Office of Maryland Attorney General J. Joseph Curran, Jr.

April 24, 2002 Media Inquiries: Sean Caine 410-576-6357


Business Ordered to Pay Restitution and $867,000 Penalty

Attorney General J. Joseph Curran, Jr. announced today that his Consumer Protection Division has ordered a Prince George's County business, and its President, to cease offering credit repair services to consumers. Omega Credit Restoration Services, which has its principal place of business at 4400 Stamp Road, Suite 401, Marlow Heights, Maryland, and Charles Brooks, its President, were also ordered to pay full restitution to consumers they harmed through deceptive and illegal practices, as well as an $867,000 civil penalty.

The Division found that Brooks and Omega had violated state and federal law by offering to remove negative but accurate credit information from consumers' credit records and advising consumers to obtain new credit identities. The Maryland Credit Services Businesses Act and the United States Credit Repair Organizations Act require credit repair businesses to inform consumers that they cannot get negative information removed from a consumer's credit file if that information is accurate. Both laws also prohibit consumers or businesses assisting them from creating new Social Security numbers in order to establish new credit.
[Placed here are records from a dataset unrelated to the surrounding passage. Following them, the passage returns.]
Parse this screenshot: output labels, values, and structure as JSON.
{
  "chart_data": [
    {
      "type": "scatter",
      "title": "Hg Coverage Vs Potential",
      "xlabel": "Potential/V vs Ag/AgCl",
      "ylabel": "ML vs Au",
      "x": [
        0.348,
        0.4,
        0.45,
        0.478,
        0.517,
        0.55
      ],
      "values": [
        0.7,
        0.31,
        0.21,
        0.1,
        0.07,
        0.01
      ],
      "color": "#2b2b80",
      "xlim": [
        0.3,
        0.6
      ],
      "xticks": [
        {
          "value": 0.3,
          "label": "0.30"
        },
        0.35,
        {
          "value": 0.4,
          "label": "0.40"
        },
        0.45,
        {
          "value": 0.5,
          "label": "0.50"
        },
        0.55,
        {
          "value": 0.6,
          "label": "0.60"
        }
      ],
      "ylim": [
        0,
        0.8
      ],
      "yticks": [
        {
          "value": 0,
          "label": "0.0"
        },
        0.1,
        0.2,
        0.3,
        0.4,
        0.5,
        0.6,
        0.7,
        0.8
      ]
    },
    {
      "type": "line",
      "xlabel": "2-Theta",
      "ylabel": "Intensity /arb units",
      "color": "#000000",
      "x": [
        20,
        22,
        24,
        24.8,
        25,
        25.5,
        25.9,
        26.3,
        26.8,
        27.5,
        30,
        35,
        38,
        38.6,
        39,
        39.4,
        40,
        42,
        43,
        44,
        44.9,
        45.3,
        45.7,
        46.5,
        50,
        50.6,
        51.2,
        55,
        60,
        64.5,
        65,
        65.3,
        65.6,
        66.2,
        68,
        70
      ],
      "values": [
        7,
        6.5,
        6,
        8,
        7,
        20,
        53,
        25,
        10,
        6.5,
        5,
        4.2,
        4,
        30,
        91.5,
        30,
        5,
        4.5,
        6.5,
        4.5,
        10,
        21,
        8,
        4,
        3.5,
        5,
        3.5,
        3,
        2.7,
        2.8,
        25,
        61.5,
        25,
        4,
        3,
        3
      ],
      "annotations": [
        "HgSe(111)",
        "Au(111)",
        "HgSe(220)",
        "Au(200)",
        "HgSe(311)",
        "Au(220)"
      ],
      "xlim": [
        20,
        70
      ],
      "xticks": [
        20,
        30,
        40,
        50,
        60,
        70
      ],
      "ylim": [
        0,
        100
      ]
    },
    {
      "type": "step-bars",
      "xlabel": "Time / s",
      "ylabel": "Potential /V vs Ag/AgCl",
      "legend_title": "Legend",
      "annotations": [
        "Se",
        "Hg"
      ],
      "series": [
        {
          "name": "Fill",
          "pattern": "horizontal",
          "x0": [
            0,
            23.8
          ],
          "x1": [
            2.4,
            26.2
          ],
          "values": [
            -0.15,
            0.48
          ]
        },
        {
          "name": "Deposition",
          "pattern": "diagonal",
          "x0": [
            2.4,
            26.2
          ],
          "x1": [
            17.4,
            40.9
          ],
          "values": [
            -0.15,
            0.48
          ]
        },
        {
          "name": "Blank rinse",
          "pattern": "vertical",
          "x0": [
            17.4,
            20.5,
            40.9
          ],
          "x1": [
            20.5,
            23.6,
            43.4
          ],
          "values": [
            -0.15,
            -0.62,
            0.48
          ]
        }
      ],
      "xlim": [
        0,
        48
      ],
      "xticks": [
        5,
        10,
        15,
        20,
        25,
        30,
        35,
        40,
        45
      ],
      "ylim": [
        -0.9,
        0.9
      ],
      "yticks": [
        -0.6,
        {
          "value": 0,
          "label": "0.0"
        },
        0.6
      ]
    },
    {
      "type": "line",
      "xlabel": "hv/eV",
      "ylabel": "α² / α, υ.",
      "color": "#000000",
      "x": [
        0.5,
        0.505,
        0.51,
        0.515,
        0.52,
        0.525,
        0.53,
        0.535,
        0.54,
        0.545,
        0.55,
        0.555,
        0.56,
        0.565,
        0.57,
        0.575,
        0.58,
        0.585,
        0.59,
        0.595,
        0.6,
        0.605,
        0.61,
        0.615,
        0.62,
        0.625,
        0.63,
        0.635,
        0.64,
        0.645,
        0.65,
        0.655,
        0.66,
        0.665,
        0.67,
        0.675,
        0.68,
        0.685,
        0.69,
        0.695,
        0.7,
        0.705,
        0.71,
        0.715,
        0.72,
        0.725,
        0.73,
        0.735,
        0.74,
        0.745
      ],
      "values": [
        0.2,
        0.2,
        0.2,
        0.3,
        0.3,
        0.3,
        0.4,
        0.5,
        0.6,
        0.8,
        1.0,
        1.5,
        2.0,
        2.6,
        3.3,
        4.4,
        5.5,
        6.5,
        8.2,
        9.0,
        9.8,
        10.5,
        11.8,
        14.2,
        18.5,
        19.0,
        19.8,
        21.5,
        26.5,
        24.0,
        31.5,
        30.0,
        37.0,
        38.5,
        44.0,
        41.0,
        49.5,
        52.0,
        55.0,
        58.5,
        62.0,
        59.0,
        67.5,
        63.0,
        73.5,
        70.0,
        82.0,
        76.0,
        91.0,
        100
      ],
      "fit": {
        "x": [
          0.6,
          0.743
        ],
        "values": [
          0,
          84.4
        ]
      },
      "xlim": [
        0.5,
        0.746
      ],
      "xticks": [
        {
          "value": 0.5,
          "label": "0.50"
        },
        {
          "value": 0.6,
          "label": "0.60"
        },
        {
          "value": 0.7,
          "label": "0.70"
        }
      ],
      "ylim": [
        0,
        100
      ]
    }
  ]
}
Brooks and Omega also violated state and federal law by failing to adequately advise consumers about their credit rights, offering credit repair services that they knew would be ineffective in repairing consumers' credit histories, failing to advise consumers of their cancellation rights, and collecting money from consumers before complete performance of services. Omega also violated Maryland law by selling credit repair services without having a license or posting a bond with the Maryland Commissioner of Financial Regulation throughout the period they sold credit repair services.

Omega solicited consumers through yellow pages advertisements, through a website, over the telephone and sometimes in-person when Brooks or his sales agents met with consumers in their homes. Consumers who purchased credit repair services from Omega paid on average $360 or more.

"This company took money from consumers with promises to repair their credit histories, something it knew it couldn't accomplish," Curran said. "Consumers should know that if their credit records contain negative information that is accurate, there's nothing a ‘credit repair' company can do to get it removed."